In order to show that each n*n nonsingular complex matrix has square root, I have shown that each of the Jordan blocks of its Jordan canonical form has square root. Now how can I show that the whole Jordan canonical form has square root?
In order to show that each n*n nonsingular complex matrix has square root, I have shown that each of the Jordan blocks of its Jordan canonical form has square root. Now how can I show that the whole Jordan canonical form has square root?

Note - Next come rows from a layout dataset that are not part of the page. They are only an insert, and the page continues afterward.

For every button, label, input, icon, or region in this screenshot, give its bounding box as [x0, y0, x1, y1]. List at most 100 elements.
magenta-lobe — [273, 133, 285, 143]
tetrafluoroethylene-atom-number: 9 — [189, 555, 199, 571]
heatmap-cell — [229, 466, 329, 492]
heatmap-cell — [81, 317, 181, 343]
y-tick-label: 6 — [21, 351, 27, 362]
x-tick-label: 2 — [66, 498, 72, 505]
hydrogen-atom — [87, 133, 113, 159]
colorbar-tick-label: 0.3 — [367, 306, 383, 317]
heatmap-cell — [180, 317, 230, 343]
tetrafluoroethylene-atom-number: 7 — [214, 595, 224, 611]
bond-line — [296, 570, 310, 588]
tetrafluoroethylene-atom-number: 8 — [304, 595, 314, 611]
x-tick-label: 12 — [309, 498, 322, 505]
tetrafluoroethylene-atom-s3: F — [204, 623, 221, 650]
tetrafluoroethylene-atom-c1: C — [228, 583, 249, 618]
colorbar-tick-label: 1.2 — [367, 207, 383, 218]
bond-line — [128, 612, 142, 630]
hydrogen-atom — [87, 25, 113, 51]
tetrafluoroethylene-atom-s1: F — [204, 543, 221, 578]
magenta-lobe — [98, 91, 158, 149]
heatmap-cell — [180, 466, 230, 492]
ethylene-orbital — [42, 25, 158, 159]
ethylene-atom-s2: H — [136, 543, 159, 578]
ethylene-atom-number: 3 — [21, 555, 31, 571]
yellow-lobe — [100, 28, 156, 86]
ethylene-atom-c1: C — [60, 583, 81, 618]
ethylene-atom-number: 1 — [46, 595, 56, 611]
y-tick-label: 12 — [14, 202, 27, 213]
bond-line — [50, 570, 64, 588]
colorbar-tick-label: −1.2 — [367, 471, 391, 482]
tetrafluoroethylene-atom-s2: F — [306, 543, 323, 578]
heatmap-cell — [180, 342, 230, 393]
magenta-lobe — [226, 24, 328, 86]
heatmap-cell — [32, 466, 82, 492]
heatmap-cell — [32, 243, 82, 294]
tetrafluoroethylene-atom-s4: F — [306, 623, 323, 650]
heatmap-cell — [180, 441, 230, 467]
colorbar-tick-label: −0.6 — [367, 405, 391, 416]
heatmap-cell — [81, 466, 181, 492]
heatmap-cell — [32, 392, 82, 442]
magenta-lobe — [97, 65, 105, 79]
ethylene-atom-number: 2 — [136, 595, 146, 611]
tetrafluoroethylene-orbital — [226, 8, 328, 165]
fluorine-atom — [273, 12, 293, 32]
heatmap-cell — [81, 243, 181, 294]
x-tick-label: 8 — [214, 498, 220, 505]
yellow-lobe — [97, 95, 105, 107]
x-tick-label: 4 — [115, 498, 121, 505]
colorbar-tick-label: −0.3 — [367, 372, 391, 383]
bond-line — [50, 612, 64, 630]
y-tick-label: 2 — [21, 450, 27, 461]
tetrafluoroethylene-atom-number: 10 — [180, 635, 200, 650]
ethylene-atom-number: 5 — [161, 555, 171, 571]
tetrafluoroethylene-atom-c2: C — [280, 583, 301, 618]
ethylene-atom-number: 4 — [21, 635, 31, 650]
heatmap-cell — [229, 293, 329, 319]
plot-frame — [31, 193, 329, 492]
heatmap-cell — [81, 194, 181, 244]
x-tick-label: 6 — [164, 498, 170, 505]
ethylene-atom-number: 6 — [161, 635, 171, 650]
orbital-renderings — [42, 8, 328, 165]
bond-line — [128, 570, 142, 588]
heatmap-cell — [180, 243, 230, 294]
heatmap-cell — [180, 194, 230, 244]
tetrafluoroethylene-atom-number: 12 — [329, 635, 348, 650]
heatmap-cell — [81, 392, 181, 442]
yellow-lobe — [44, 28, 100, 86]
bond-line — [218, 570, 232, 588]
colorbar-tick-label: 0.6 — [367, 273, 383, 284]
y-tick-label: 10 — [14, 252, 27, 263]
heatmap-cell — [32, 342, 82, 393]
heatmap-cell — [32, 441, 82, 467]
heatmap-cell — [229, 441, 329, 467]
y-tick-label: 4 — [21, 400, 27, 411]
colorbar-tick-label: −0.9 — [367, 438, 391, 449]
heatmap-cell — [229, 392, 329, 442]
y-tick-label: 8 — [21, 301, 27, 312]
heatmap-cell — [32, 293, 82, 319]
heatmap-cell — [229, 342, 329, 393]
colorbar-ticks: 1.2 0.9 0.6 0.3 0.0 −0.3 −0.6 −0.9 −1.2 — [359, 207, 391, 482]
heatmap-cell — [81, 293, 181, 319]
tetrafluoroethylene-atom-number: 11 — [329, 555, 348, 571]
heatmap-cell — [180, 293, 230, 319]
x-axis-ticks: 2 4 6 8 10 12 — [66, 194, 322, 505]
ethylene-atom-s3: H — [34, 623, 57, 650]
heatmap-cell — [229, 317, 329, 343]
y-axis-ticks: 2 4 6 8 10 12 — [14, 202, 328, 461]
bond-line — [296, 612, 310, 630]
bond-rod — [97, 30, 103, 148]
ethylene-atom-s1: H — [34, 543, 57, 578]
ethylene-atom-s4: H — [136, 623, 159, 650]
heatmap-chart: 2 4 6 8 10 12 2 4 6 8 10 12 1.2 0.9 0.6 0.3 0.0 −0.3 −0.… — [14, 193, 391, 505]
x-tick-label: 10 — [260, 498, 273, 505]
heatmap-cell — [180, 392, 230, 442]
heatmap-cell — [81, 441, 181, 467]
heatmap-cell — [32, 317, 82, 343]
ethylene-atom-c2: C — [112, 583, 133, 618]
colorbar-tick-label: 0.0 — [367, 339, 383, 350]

If the matrix is not diagonalizable, then the knowing only the square roots of its eigenvalues does NOT tell you the square root of the matrix.
For example, the matrix $\displaystyle \begin{bmatrix}1 & 1 \\ 0 & 1 \end{bmatrix}$ has 1 as a double eigen value. In this particular case, it is easy to see that if $\displaystyle \begin{bmatrix}a & b \\ c & d \end{bmatrix}$ is the square root of this matrix then
$\displaystyle \begin{bmatrix}a^2+ bc & ab+ bd \\ ac+ cd & bc+ d^2\end{bmatrix}= \begin{bmatrix}1 & 1 \\ 0 & 1\end{bmatrix}$
so that we must have $\displaystyle a^2 +bc= 1$, $\displaystyle ab+ bd= 1$, $\displaystyle ac+ cd= 0$, and $\displaystyle bc+ d^2= 1$.
Solving those, the two square roots are $\displaystyle \begin{bmatrix}1 & 1/2 \\ 0 & 1\end{bmatrix}$ and $\displaystyle \begin{bmatrix}-1 & -1/2 \\ 0 & -1\end{bmatrix}$. Knowing only that 1 is a double eigenvalue would not tell you that.